Having just returned from nearly a week spent in Gaza, I can tell you that you have it wrong, or at least that your sources have it wrong.
I have heard Israeli gunboats firing at small fishing boats in Gaza waters and I have heard shelling from the other side of the border entering Palestinian fields. I was never afraid of Gaza's population or of its Hamas-led police force or Parliamentarians, but I was afraid of those shootings and shellings.
Did you know that the residents of Gaza have never broken a cease-fire with Israel? Dec. 2008- Jan. 2009, the date of Israel's most recent bloody incursion into occupied Gaza
was supposedly precipitated by "rockets" (could we more correctly call these weapons of less destruction "Roman candles"?)
by bad Hamas at good Israel.

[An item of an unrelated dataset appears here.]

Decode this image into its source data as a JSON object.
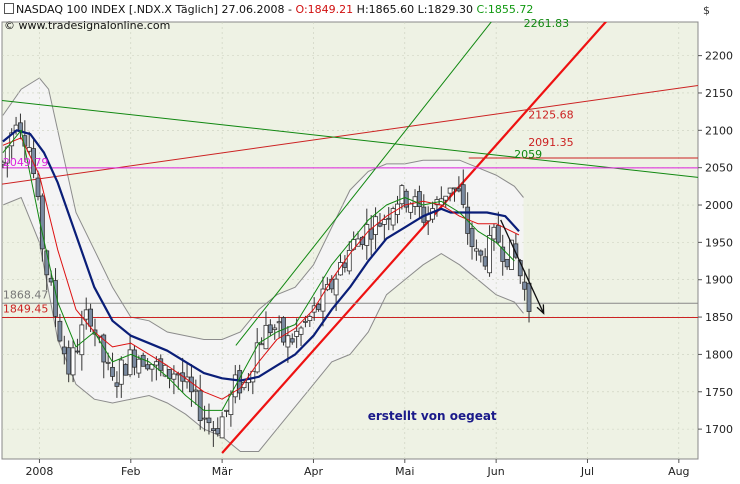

Israel, however, has conveniently forgotten to inform the media that IT broke the cease fire with Hamas by firing missile into Gaza in order to take out several Hamas members. That little omitted fact kind of changes the impact of the story, don't you think? i.e. the Palestinians have a right to defend themselves against aggression as much as the Zionists do.
There are always 2 sides to every story and before you confer the status of 'lily-whiteness' on the
Israelis of Zionist persuasion, I would suggest that you update your cache of knowledge by doing some homework on the second half of the story. An excellent suggested book: "Palestine Inside Out" by Saree Makdisi.